Using freelance talent enables firms to bypass self-imposed hiring freezes or shortages of available full-time workers. Contractors can also be a way around claggy hiring processes—time-to-hire has increased year-on-year since before the pandemic, with tech role hiring times ranging on average from 29 to 66 days.
More importantly, though, freelancers can plug expertise gaps that are yawning open at breakneck speed. The World Economic Forum predicts that by 2025, 41 percent of employers plan to expand their use of contractors for task-specialized work. According to data from LinkedIn, job posts mentioning AI have doubled on the platform in the past two years, and Fiverr data shows that searches for AI consultants and AI video editors increased by more than 625 percent between January and July 2023. Digital and cybersecurity freelancers are also in high demand.

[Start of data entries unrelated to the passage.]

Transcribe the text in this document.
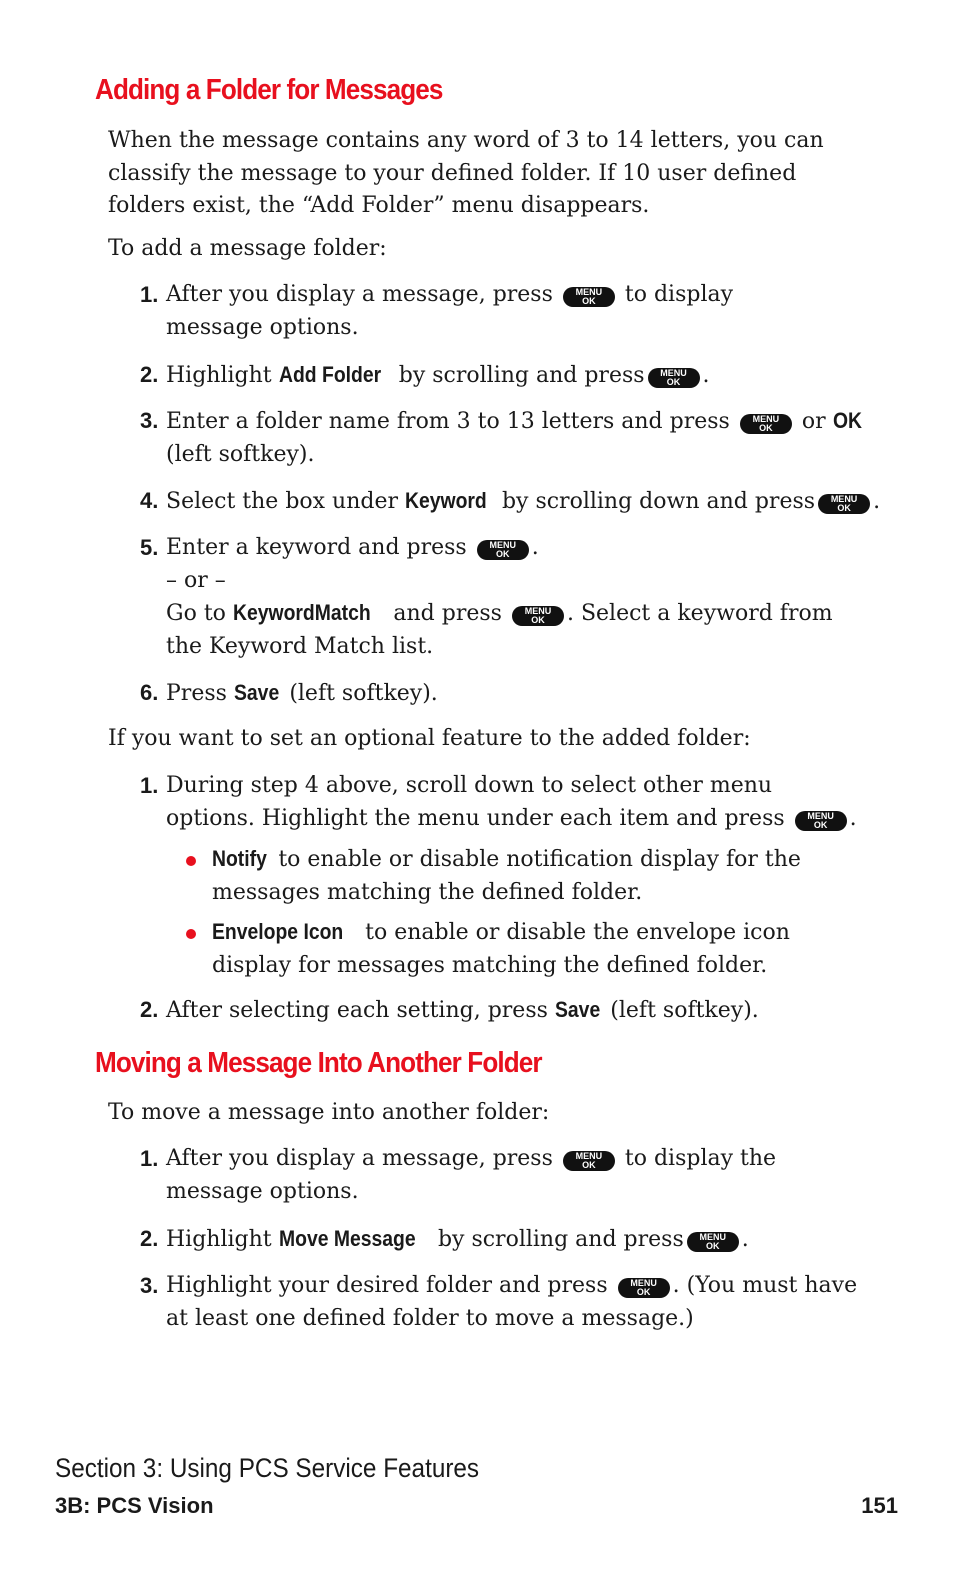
Adding a Folder for Messages

When the message contains any word of 3 to 14 letters, you can classify the message to your defined folder. If 10 user defined folders exist, the “Add Folder” menu disappears.

To add a message folder:

1. After you display a message, press	MENU
OK	to display message options.

2. Highlight Add Folder by scrolling and press	MENU
OK	.

3. Enter a folder name from 3 to 13 letters and press	MENU
OK	or OK
(left softkey).

4. Select the box under Keyword by scrolling down and press	MENU
OK	.

5. Enter a keyword and press	MENU
OK	.
– or –
Go to KeywordMatch and press	MENU
OK	. Select a keyword from the Keyword Match list.

6. Press Save (left softkey).

If you want to set an optional feature to the added folder:

1. During step 4 above, scroll down to select other menu options. Highlight the menu under each item and press	MENU
OK	.

Notify to enable or disable notification display for the messages matching the defined folder.

Envelope Icon to enable or disable the envelope icon display for messages matching the defined folder.

2. After selecting each setting, press Save (left softkey).

Moving a Message Into Another Folder

To move a message into another folder:

1. After you display a message, press	MENU
OK	to display the message options.

2. Highlight Move Message by scrolling and press	MENU
OK	.

3. Highlight your desired folder and press	MENU
OK	. (You must have at least one defined folder to move a message.)

Section 3: Using PCS Service Features
3B: PCS Vision	151
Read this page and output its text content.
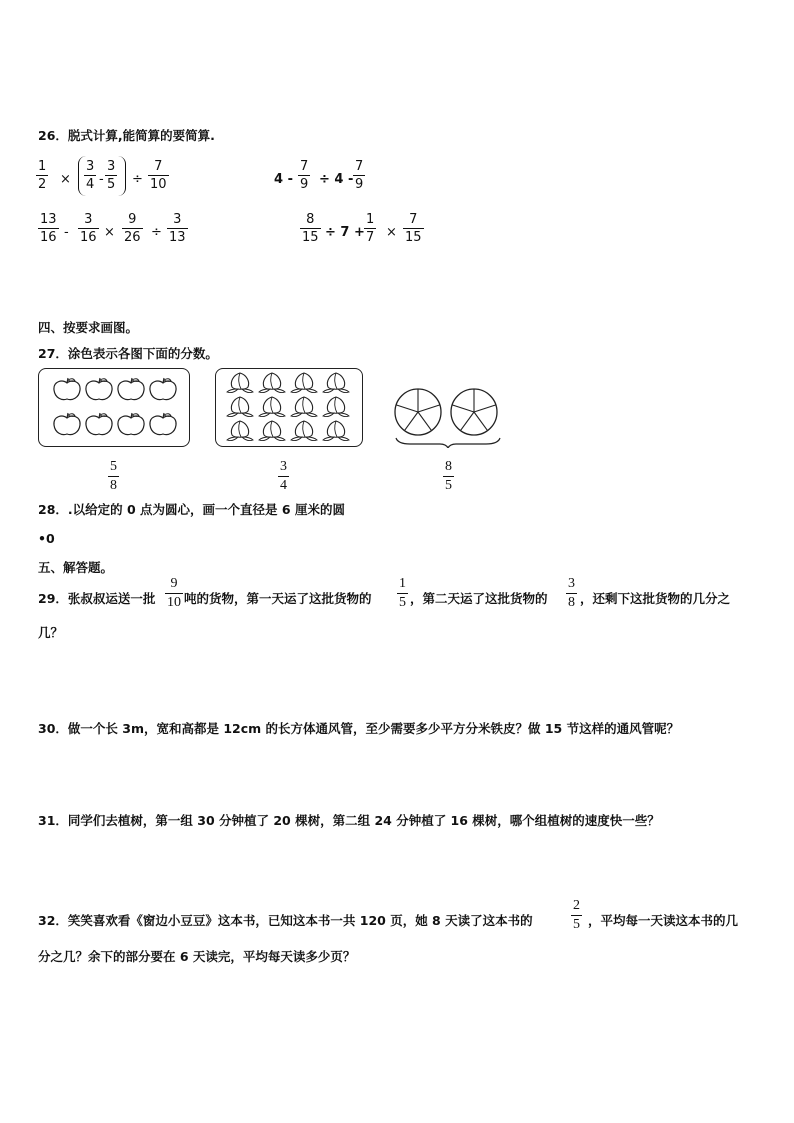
26．脱式计算,能简算的要简算.
$\frac{1}{2} \times \frac{3}{4} - \frac{3}{5} \div \frac{7}{10}$	$4 - \frac{7}{9} \div 4 - \frac{7}{9}$
$\frac{13}{16} - \frac{3}{16} \times \frac{9}{26} \div \frac{3}{13}$	$\frac{8}{15} \div 7 + \frac{1}{7} \times \frac{7}{15}$
四、按要求画图。
27．涂色表示各图下面的分数。
$\frac{5}{8}$	$\frac{3}{4}$	$\frac{8}{5}$
28．.以给定的 0 点为圆心，画一个直径是 6 厘米的圆
•0
五、解答题。
29．张叔叔运送一批 $\frac{9}{10}$ 吨的货物，第一天运了这批货物的 $\frac{1}{5}$ ，第二天运了这批货物的 $\frac{3}{8}$ ，还剩下这批货物的几分之
几？
30．做一个长 3m，宽和高都是 12cm 的长方体通风管，至少需要多少平方分米铁皮？做 15 节这样的通风管呢？
31．同学们去植树，第一组 30 分钟植了 20 棵树，第二组 24 分钟植了 16 棵树，哪个组植树的速度快一些？
32．笑笑喜欢看《窗边小豆豆》这本书，已知这本书一共 120 页，她 8 天读了这本书的	$\frac{2}{5}$ ，平均每一天读这本书的几
分之几？余下的部分要在 6 天读完，平均每天读多少页？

Build It and They Will Come
Trawling for these sorts of highly skilled workers and teams can be hard work—which is where third-party platforms come in. But unlike crowdwork platforms like PeoplePerHour and Upwork—home to a saturated market of freelancers offering low-fee services—the new breed of freelance-to-hire platforms are designed for business use, and proffer the crème de la crème of freelance talent. Pangea.app began by connecting student workers with businesses, but has since specialized to bridge gaps for highly skilled software developers, often for longer-term relationships. Fiverr, itself a crowdwork platform, launched Fiverr Pro in August, aiming to support tech businesses in particular following major rounds of layoffs.
“Once freelancers submit an application, we vet and curate them—everyone has to offer the right quality and reliability, because businesses don’t have time to search thousands of profiles,” says Shai-Lee Spigelman, general manager of Fiverr Pro. Since launch, Spigelman says tens of thousands of businesses have used Fiverr Pro, including PolyAI, Similarweb, Unilever, and the Rainforest Alliance. Next up, it’s looking to onboard top talent in growing areas like AI, business consultancy, and 3D rendering for architects.